Daniel Abt wettert gegen Software-Entwickler

Wer die Formel E aufmerksam verfolgt, erinnert sich womöglich an diverse Szenen in dieser Saison, in denen Mahindra-Fahrzeuge nach einem Bremsversagen verunfallten. Auch in den Freien Trainings von Portland fielen vor allem die Autos mit Antrieben des indischen Herstellers mit stehenden Rädern am Ende der Start- und Zielgeraden auf. Zum Glück stand dort keine Mauer, sodass Lucas di Grassi und Roberto Merhi jeweils abkürzen konnten.

In Kombination mit Müllers Funkspruch, er habe keine Bremswirkung mehr gehabt, dürfte somit für viele Fans der Schluss nahegelegen haben, dass es sich erneut um ein Software-Problem handelte. Diesem vermeintlichen Trugschluss saß auch Ex-Formel-E-Fahrer und TV-Experte Daniel Abt auf. Im Livestream von ProSieben erklärte er: "Das ist wirklich unglaublich. Da sollte man mal direkt eine Rechnung an die Software-Abteilung schicken, die solche Autos baut."

Auf Nachfrage von Kommentator Tobi Schimon, wen er genau adressiere, antwortete Abt: "Die wissen schon, wer gemeint ist.
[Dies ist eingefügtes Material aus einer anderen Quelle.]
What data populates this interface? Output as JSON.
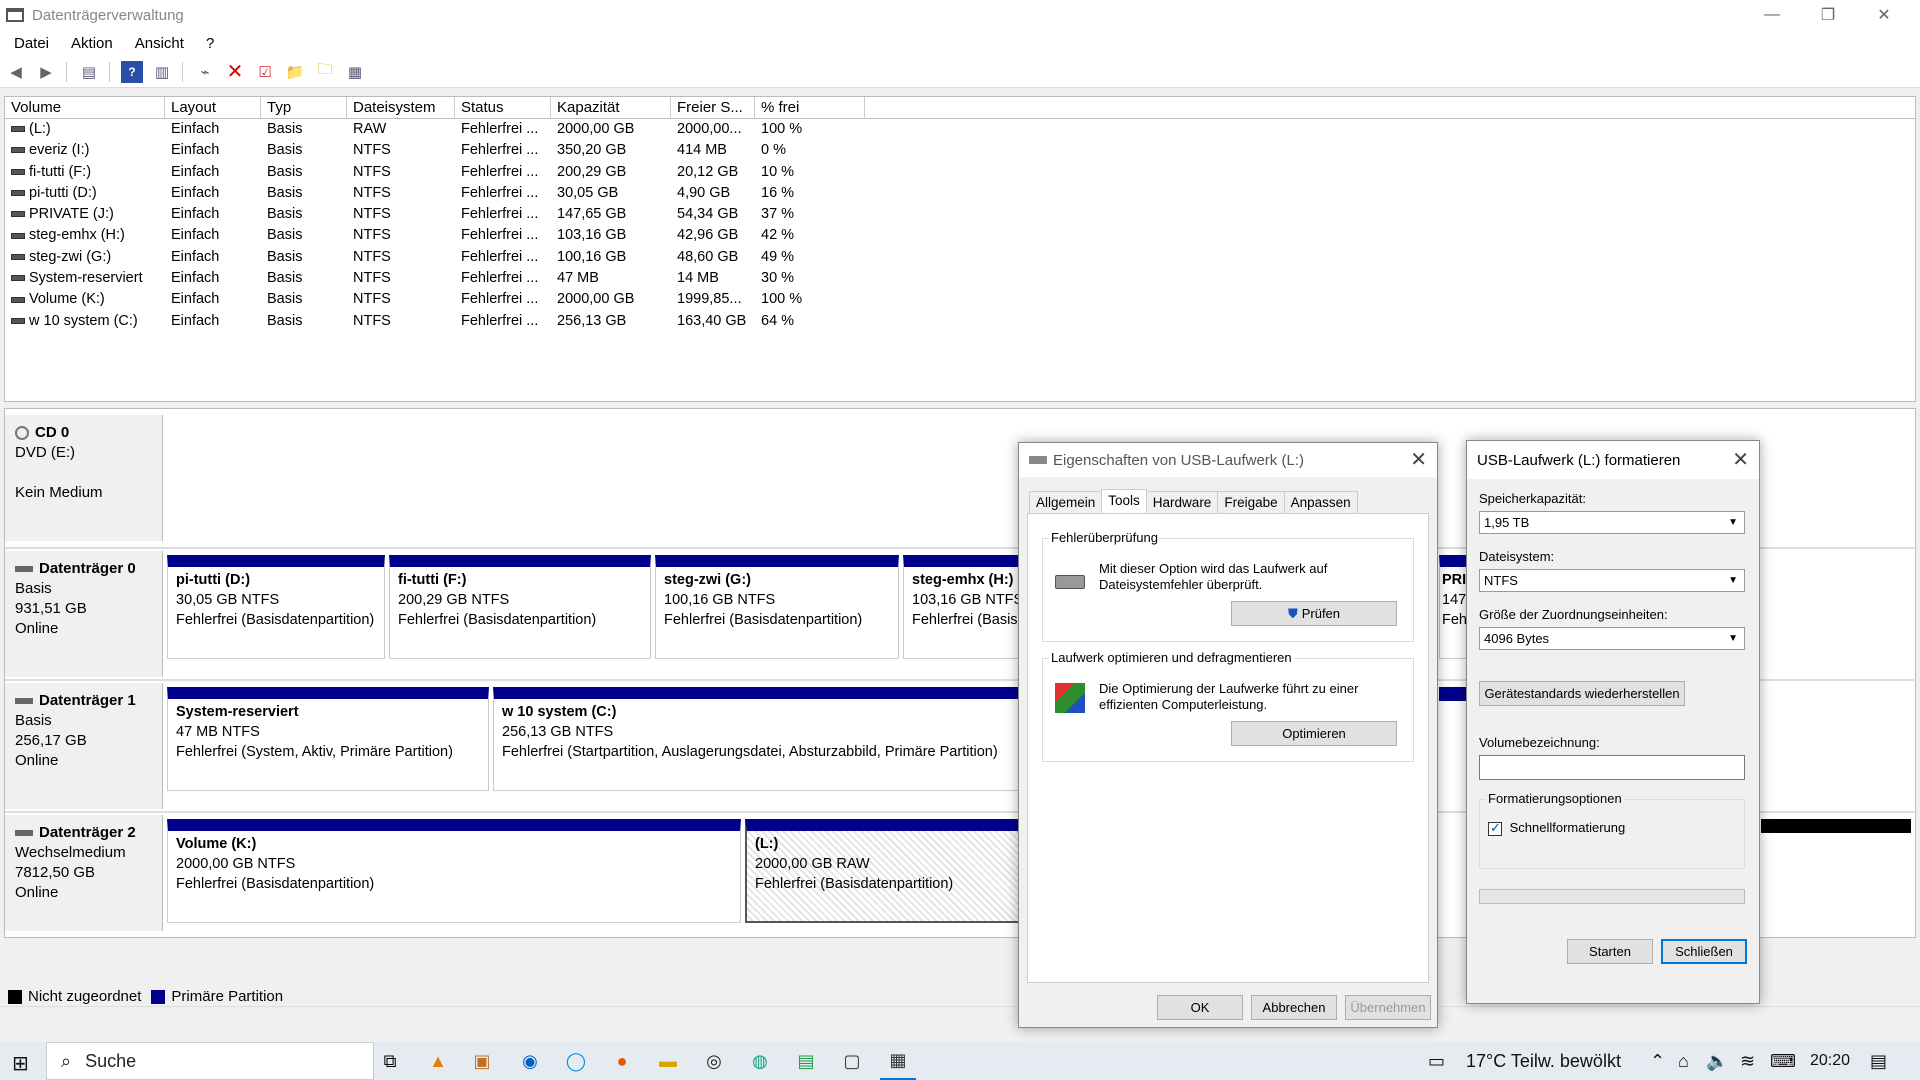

Das ist ja schon so oft passiert." Unabhängig davon, dass ein Unfallschaden wie bei Müller viel Geld koste, kritisiert der ehemalige ABT-, Audi- und Nio-333-Fahrer, dass man "immer wieder Fahrerleben aufs Spiel" setze. "Das kann einfach nicht sein, dass man die Gesundheit und das Wohlbefinden von Fahrern in die Hände von irgendwelchen Software-Leuten legt, die ihren Job nicht so machen, dass (…) die Fahrer hier sicher ums Eck fahren können. Das ist einfach ein No-go", so Abt.